O Caderno Surrealista de Iban
Em: 05/02/2019, às 13H00
UM NÓ VIVO FULGURA NO POSICIONAMENTO DA POIESIS: QUANDO
No emblemático Manifesto do Surrealismo de 1924, André Breton (1896 – 1966) defende a ideia deste que foi um dos movimentos mais importantes do século XX: “Só a imaginação me dá contas do que pode ser, e é bastante para suspender por um instante a interdição terrível; é bastante também para que eu me entregue a ela, sem receio de me enganar”. O surrealismo propôs a libertação da imaginação para acendê-la numa busca sem fronteiras, e conseguiu, entre diferentes níveis de relações, o equilíbrio entre o que as palavras poderiam gerar e a sua disponibilidade para a leitura infinita.

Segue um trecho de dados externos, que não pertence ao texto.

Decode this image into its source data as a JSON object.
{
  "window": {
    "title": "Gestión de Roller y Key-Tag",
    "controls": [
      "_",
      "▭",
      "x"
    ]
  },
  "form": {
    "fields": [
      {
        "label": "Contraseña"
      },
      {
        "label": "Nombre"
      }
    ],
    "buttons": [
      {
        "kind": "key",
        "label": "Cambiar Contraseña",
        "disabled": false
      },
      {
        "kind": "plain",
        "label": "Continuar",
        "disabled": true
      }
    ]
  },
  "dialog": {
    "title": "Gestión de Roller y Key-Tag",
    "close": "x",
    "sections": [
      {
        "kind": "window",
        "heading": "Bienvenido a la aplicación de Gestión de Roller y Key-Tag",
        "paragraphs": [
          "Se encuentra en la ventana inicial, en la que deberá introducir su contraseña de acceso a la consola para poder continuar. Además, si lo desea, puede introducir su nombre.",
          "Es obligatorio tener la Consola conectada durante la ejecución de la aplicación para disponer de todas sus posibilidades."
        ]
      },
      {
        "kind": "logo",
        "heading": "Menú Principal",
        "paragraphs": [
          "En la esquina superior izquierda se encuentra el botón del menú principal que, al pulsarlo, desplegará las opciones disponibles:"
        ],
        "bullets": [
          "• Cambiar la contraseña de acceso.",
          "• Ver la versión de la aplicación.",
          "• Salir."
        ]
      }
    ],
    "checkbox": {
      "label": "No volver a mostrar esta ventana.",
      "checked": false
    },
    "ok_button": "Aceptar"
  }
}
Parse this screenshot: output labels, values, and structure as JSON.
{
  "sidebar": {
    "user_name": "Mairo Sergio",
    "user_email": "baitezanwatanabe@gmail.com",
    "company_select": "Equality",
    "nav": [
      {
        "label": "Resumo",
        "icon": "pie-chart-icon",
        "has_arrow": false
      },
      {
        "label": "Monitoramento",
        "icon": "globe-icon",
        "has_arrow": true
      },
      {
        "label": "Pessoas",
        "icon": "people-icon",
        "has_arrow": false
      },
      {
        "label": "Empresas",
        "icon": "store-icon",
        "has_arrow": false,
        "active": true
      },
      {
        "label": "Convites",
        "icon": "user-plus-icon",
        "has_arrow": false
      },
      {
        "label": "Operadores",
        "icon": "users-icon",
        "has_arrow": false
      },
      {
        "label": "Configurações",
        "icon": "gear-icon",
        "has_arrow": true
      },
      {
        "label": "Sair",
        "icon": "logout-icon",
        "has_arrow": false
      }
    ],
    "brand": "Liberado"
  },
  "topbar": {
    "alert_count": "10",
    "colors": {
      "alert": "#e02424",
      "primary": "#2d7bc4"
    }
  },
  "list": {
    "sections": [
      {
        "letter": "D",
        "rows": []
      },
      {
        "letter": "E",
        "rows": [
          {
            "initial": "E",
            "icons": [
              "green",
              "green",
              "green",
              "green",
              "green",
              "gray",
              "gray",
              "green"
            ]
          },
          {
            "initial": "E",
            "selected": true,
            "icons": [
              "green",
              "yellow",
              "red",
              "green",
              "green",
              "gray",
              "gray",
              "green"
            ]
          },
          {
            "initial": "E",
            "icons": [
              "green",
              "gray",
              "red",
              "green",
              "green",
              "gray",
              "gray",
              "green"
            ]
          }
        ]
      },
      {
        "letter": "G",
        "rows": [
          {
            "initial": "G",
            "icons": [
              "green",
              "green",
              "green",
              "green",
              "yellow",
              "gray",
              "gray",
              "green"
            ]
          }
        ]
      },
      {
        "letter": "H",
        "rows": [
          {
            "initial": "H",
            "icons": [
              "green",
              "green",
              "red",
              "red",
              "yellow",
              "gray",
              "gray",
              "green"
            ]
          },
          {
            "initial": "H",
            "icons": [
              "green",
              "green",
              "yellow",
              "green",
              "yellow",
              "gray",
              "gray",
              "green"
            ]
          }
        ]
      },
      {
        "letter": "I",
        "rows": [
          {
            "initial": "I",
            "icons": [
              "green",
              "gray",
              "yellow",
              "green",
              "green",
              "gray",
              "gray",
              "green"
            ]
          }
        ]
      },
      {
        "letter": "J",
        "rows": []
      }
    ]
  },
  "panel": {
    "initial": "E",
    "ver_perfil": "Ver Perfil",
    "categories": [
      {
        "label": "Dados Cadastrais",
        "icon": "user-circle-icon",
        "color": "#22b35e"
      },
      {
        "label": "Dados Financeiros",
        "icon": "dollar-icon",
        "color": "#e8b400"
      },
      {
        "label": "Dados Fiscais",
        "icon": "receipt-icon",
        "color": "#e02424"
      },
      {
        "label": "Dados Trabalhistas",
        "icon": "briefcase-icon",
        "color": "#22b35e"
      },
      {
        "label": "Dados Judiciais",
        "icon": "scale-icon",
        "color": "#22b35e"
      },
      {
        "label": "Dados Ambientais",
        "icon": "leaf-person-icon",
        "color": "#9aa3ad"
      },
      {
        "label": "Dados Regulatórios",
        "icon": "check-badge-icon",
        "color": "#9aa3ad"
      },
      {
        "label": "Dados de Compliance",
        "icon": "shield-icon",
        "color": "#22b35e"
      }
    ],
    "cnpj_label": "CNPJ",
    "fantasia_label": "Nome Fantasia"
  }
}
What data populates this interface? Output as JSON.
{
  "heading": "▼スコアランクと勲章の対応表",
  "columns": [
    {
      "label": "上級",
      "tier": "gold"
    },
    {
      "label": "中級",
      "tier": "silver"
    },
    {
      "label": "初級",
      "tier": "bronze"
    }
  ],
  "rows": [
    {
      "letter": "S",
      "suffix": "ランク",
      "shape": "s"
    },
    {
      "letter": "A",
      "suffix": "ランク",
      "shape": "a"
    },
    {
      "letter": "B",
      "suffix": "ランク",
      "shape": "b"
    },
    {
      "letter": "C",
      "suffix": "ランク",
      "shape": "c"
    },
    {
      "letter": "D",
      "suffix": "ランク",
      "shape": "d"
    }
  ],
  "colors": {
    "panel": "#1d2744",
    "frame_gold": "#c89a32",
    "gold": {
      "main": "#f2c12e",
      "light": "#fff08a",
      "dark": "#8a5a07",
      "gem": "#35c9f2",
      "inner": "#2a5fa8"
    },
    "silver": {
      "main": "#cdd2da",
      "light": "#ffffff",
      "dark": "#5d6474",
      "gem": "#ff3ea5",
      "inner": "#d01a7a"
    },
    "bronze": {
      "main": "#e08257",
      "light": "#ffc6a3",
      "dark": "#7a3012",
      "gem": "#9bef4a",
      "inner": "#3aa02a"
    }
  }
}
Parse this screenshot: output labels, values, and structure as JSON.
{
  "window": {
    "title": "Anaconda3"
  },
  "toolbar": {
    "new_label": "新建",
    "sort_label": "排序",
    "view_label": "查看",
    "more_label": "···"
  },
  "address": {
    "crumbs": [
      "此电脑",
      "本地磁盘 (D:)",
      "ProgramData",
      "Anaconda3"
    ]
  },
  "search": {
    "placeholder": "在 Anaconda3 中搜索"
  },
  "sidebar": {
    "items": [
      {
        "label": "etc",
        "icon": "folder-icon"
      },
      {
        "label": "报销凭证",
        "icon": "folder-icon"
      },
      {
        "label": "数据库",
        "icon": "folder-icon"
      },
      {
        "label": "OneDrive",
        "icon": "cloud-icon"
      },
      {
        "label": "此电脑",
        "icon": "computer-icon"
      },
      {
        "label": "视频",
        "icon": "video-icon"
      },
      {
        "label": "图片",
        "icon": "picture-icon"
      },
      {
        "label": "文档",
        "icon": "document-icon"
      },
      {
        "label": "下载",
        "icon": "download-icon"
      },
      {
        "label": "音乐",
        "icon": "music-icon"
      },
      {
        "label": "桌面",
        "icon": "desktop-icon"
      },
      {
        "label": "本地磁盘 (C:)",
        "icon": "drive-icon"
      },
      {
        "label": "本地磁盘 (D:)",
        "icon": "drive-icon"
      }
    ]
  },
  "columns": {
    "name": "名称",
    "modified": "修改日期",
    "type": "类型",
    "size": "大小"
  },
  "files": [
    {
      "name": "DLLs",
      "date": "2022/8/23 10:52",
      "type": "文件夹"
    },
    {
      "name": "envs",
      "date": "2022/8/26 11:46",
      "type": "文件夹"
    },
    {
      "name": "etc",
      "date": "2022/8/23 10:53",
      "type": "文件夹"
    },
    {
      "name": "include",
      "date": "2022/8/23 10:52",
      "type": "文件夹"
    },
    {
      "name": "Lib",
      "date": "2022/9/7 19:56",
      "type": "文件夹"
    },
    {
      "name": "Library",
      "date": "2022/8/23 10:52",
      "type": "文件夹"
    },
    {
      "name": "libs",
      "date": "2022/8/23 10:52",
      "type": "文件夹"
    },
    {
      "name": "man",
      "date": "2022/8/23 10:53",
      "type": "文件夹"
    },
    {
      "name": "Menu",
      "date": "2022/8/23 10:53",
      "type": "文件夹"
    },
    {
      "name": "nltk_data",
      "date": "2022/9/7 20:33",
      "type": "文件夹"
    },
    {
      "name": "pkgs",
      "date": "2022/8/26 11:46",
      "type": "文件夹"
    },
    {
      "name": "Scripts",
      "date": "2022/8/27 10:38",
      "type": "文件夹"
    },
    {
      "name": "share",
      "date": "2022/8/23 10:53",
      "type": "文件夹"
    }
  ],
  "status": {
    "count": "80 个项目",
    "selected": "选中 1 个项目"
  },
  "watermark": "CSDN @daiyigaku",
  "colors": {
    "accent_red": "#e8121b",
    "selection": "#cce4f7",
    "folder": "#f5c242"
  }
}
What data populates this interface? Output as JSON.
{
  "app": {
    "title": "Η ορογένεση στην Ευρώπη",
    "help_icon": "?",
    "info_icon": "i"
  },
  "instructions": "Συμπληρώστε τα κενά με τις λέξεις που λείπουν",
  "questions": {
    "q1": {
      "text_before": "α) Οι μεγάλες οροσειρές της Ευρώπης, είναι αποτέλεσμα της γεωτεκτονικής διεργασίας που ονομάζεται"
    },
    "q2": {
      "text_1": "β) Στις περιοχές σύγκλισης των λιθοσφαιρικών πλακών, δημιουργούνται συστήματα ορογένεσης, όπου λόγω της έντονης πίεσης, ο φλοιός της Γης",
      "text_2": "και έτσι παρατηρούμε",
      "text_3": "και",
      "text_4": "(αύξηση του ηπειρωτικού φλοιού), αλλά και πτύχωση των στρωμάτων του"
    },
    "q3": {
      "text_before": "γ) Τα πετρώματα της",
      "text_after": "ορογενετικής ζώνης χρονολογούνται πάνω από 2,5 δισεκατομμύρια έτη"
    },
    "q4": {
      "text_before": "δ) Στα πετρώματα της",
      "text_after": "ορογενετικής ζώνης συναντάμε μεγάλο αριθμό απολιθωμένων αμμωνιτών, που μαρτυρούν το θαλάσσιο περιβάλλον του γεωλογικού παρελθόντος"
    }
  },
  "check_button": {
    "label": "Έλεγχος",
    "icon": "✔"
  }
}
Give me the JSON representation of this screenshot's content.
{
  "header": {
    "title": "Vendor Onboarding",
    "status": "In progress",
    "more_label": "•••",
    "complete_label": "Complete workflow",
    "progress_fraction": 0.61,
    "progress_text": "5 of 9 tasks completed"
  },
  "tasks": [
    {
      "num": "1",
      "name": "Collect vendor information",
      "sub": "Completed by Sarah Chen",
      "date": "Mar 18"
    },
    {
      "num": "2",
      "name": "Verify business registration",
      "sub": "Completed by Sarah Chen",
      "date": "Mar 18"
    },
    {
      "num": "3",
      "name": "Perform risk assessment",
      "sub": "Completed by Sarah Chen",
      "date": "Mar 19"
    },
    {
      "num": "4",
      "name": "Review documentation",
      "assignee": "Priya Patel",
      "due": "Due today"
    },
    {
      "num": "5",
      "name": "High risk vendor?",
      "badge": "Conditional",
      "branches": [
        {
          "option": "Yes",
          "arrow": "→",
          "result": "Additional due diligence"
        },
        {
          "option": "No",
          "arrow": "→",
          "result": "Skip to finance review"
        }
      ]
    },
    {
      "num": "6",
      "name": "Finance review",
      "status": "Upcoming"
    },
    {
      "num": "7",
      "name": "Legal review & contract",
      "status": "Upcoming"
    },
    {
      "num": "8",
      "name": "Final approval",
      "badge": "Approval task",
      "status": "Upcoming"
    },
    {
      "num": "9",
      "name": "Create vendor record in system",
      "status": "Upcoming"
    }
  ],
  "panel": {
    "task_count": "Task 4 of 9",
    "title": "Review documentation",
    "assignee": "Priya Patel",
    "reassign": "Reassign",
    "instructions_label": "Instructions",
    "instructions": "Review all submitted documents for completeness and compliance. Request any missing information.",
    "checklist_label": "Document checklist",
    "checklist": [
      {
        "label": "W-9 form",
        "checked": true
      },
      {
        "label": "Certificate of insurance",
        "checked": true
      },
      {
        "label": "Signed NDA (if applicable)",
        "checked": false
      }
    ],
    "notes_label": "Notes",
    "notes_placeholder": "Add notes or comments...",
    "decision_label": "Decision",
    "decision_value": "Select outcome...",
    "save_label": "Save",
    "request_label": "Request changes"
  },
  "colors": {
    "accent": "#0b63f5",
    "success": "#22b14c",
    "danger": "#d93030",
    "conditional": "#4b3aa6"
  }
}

A maneira de pensar e criar na expressão ampla da liberdade ante a “qualquer controle exercido pela razão, e a isenção de qualquer preocupação estética ou moral” fez o movimento ganhar corpo e força além da França de Breton. Em 1961, é publicada em Portugal a Antologia Surrealista do Cadáver Esquisito com a organização de Mário Cesariny (1923 – 2006) e a colaboração, ocasional, de Herberto Helder (1930 – 2015). Helder, que diziam ser e não ser surrealista, apresentou-se no centro dessa busca, onde soube de forma espantosa e única construir uma poética de “fantasia minuciosa”, adentrando o corpo no “poder da loucura”. Em toda sua poesia, temos a ilusão de que os versos, tão densos, se formam como um conjunto de designações em que “a vida é um buraco negro com palavras ao redor”. Helder parece adentrar o epicentro de Ibán por aqui.
Construir um novo elo com esses pensadores parece ser uma das indagações e construções precípuas deste novo trabalho do poeta piauiense Lucas Rolim (1995). O Caderno Surrealista de Ibán, um breve e intenso conjunto de 12 poemas, corrompe o dorso contemporâneo. É um livro que apresenta uma das vozes mais interessantes da nova poesia brasileira: “É no baixo curso dos ventos a primeira morte”.
O início do livro prenuncia sua essência: evidenciar das fraturas e dos excessos, o magnetismo da voz, do corpo, da imutabilidade de ser humano em relação à natureza. Mas Rolim contrapõe os elos do surrealismo com uma diversificada conexão própria, que em certas partes remetem ao expressionismo, nas figuras de poetas alemães como August Stramm (1874-1915) e Else Lasker-Schüler (1869–1945), e em outros momentos, ao existencialismo, em figuras como a do poeta espanhol Antonio Machado (1875 – 1939), que emergia, lúdico, quando ao “caminhante não há caminho, senão rastros no mar”.
Enquanto o tempo neste livro se edifica, também se dissipa no silêncio e no sono que nos recobre os olhos. “E lemos: IBÁN”, lemos de forma serena e melancólica. Pois há um caderno de emanações ressoando, um terrário, um canto que perpassa Eleanor e o Mirábolo: “Afinal, que diriam os espíritos criadores?”
Rolim parece ter como missão uma transgressão da linguagem, construindo de forma equilibrada um desregramento dos sentidos habituais da poesia contemporânea: “Talvez oculta entre as dormideiras e os favos, / a flauta envolvesse nas ervas o seu pulmão”; pois “talvez dormisse o mais triste homem / o mais tenro sono”.
Conforme a natureza compõe e fatiga a biologia, na síntese da vida “O nome da estrela ardia sobre a casa”. O eu-lírico parece prenunciar que o acúmulo da existência rompe e mortifica: “Quantas cidades dormem sobre este peito convertido em pássaro?” mesmo quando “As paredes mugiam ao longe”.
O animalesco é neste livro sensibilidade, onde “As coisas fundem-se na atenção branca de um / corpo vazio”. Logo que na finitude “Tudo é mais sagrado neste momento”, Ibán recobre as traças em auríferos instantes. “O século nos parte ao meio. Silencioso”, mesmo quando “Recolher o espólio dos amores é preciso”.
Sedentos, enfim, pairamos. Lendo estes versos, talvez poderemos reler o inominável. Seguindo ermos e reflexivos, um pouco menos cansados, logo apresentaremos o tempo, encerrando-o na liberdade do caderno em nós. “E mergulham os espaços / nos antiespaços”.